Travel is essentially an exercise in time management. How you choose to spend your time will inevitably be the deciding factor on any trip. For those who are time rich, this might seem like less of a concern, but ultimately, we all have to make decisions on where and what to see. Conversely, when you only have a two-week vacation, every minute can count. And thus, we come to one of the great difficulties of any trip: how much time to spend at a museum.
I don’t have any particular answer to this question as any museum visit rests on one’s individual interests and temperament. However, I can highlight what makes a museum standout. And as luck would have it, I recently had the chance to visit one such museum, the European Hansemuseum in Lübeck.
Lübeck is a port town and was a principal player in the Hanseatic League, a confederation of German city-states that operated a mercantile empire often considered an early forerunner to the free trade zones of today. By adopting a common commercial policy based on consensus, the Hanseatic cities were able to extract favorable trading terms from a multitude of cities, helping them monopolize the lucrative Baltic maritime trade.
You might think that a museum dedicated to trade talks and corporate law would be a tad on the dry side, but the Hansemuseum, opened in 2015, uses an innovative multimedia approach to tell the story of the league and the city of Lübeck. The result is an informative and engaging experience.

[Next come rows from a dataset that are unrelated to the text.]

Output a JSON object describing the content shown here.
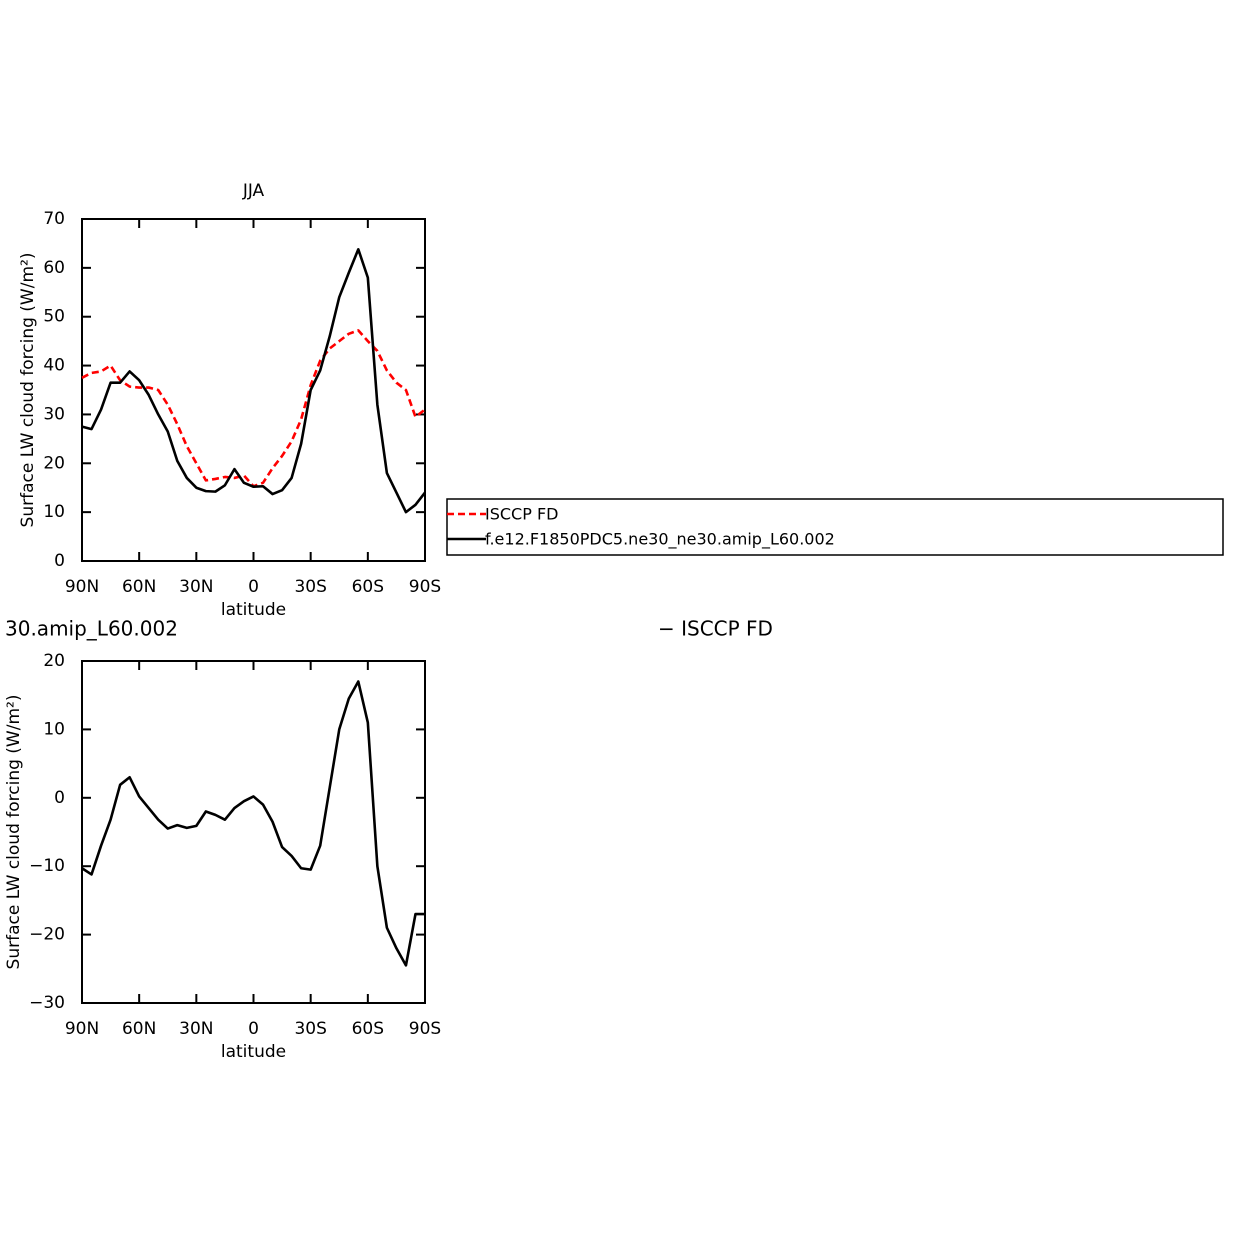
{
  "chart_data": [
    {
      "type": "line",
      "title": "JJA",
      "xlabel": "latitude",
      "ylabel": "Surface LW cloud forcing (W/m²)",
      "x": [
        90,
        85,
        80,
        75,
        70,
        65,
        60,
        55,
        50,
        45,
        40,
        35,
        30,
        25,
        20,
        15,
        10,
        5,
        0,
        -5,
        -10,
        -15,
        -20,
        -25,
        -30,
        -35,
        -40,
        -45,
        -50,
        -55,
        -60,
        -65,
        -70,
        -75,
        -80,
        -85,
        -90
      ],
      "series": [
        {
          "name": "ISCCP FD",
          "color": "#ff0000",
          "dash": true,
          "values": [
            37.5,
            38.5,
            38.8,
            40,
            37,
            35.7,
            35.5,
            35.5,
            35,
            32,
            28,
            23.5,
            20,
            16.5,
            16.8,
            17.2,
            17,
            17.5,
            15.3,
            16,
            19,
            21.5,
            24.5,
            29,
            36,
            41,
            43.5,
            45,
            46.5,
            47.2,
            45,
            43,
            39,
            36.5,
            35,
            29.5,
            31
          ]
        },
        {
          "name": "f.e12.F1850PDC5.ne30_ne30.amip_L60.002",
          "color": "#000000",
          "dash": false,
          "values": [
            27.5,
            27,
            31,
            36.5,
            36.5,
            38.8,
            37,
            34,
            30,
            26.5,
            20.5,
            17,
            15,
            14.3,
            14.2,
            15.5,
            18.8,
            16,
            15.2,
            15.3,
            13.7,
            14.5,
            17,
            24,
            35,
            39,
            46,
            54,
            59,
            63.8,
            58,
            32,
            18,
            14,
            10,
            11.5,
            14
          ]
        }
      ],
      "xlim": [
        90,
        -90
      ],
      "xticks": [
        {
          "value": 90,
          "label": "90N"
        },
        {
          "value": 60,
          "label": "60N"
        },
        {
          "value": 30,
          "label": "30N"
        },
        0,
        {
          "value": -30,
          "label": "30S"
        },
        {
          "value": -60,
          "label": "60S"
        },
        {
          "value": -90,
          "label": "90S"
        }
      ],
      "ylim": [
        0,
        70
      ],
      "yticks": [
        0,
        10,
        20,
        30,
        40,
        50,
        60,
        70
      ],
      "legend": true
    },
    {
      "type": "line",
      "left_title": "30.amip_L60.002",
      "right_title": "− ISCCP FD",
      "xlabel": "latitude",
      "ylabel": "Surface LW cloud forcing (W/m²)",
      "x": [
        90,
        85,
        80,
        75,
        70,
        65,
        60,
        55,
        50,
        45,
        40,
        35,
        30,
        25,
        20,
        15,
        10,
        5,
        0,
        -5,
        -10,
        -15,
        -20,
        -25,
        -30,
        -35,
        -40,
        -45,
        -50,
        -55,
        -60,
        -65,
        -70,
        -75,
        -80,
        -85,
        -90
      ],
      "series": [
        {
          "color": "#000000",
          "dash": false,
          "values": [
            -10.3,
            -11.2,
            -7,
            -3.2,
            1.9,
            3,
            0.2,
            -1.5,
            -3.2,
            -4.5,
            -4,
            -4.4,
            -4.1,
            -2,
            -2.5,
            -3.2,
            -1.5,
            -0.5,
            0.2,
            -1,
            -3.5,
            -7.2,
            -8.5,
            -10.3,
            -10.5,
            -7,
            1.5,
            10,
            14.5,
            17,
            11,
            -10,
            -19,
            -22,
            -24.5,
            -17,
            -17
          ]
        }
      ],
      "xlim": [
        90,
        -90
      ],
      "xticks": [
        {
          "value": 90,
          "label": "90N"
        },
        {
          "value": 60,
          "label": "60N"
        },
        {
          "value": 30,
          "label": "30N"
        },
        0,
        {
          "value": -30,
          "label": "30S"
        },
        {
          "value": -60,
          "label": "60S"
        },
        {
          "value": -90,
          "label": "90S"
        }
      ],
      "ylim": [
        -30,
        20
      ],
      "yticks": [
        {
          "value": -30,
          "label": "−30"
        },
        {
          "value": -20,
          "label": "−20"
        },
        {
          "value": -10,
          "label": "−10"
        },
        0,
        10,
        20
      ]
    }
  ]
}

Through various exhibitions focusing on a specific theme or important trading partner, the Hansemuseum chronologically traces the roots of the league in the medieval salt trade to its eventual collapse in the 17th century. Each new topic or location comprises two rooms. The first provides an overview of the subject and time period, with a detailed historical representation, while the second contains related artifacts and documents.
For example, visitors are introduced to pre-league trade by embarking on a perilous journey to 12th-century Novgorod (situated in modern-day Russia). The exhibition is complete with a life-size representation of a Baltic convoy reaching the mouth of the Narva River. The next room then displays swords, armor, and other historical objects dated to this period of Hanseatic history.
As a multimedia museum, the Hansemuseum is heavily digitalized. Despite this, the majority of the information is provided through text, which is still the best way to consume and digest large amounts of information. Nevertheless, the museum also utilizes graphics, video, and sound to keep things from getting monotonous. One particular fun presentation is a real-life meeting of the Hansetag featuring a dispute between the league and the city of Danzig in the guise of a modern-day newscast.
Another welcomed touch, are map displays of Lübeck pointing out significant architecture or works of art connected to each room. It’s worth marking some of these on your phone as it definitely adds a little something when walking around the city.
However, what makes this museum truly unique are the entrance tickets which hold an electronic chip and enables you to access the digital screens inside. Apart from choosing a language, the ticket allows you to select a topic and a preferred city (I picked seafaring and Riga). As you move through the museum, personalized information based on your choices is displayed in connection to the theme or historical interval of each room.
This isn’t to say that the Hansemuseum is perfect. I’ve often found that the ideal museum experience lasts about two hours, but it takes between three and four to explore the Hansemuseum adequately. The customizable ticket feels more like an extra rather than an integral part of the exhibits while the artifact rooms are still a bit light on traditional museum pieces (something that likely will be rectified as the Hansemuseum expands its catalog). The timeline also ends rather abruptly, and the demise the Hanseatic League is only briefly outlined in the Friary (a 12th-century monastery that is included in the ticket). So there is certainly room for improvement.
Despite these shortcomings, there was a lot about the Hansemuseum that points to the future of museums in the years to come. In particular, customizable tickets are a great way to handle information overload in our digital age. They also encourage people to return as you can change the narrative.
Overall, I recommend visiting the Hansemuseum as a first stop if you plan to spend a full day or more in Lübeck. The museum puts the city in historical context, and its content is entertaining in its own right.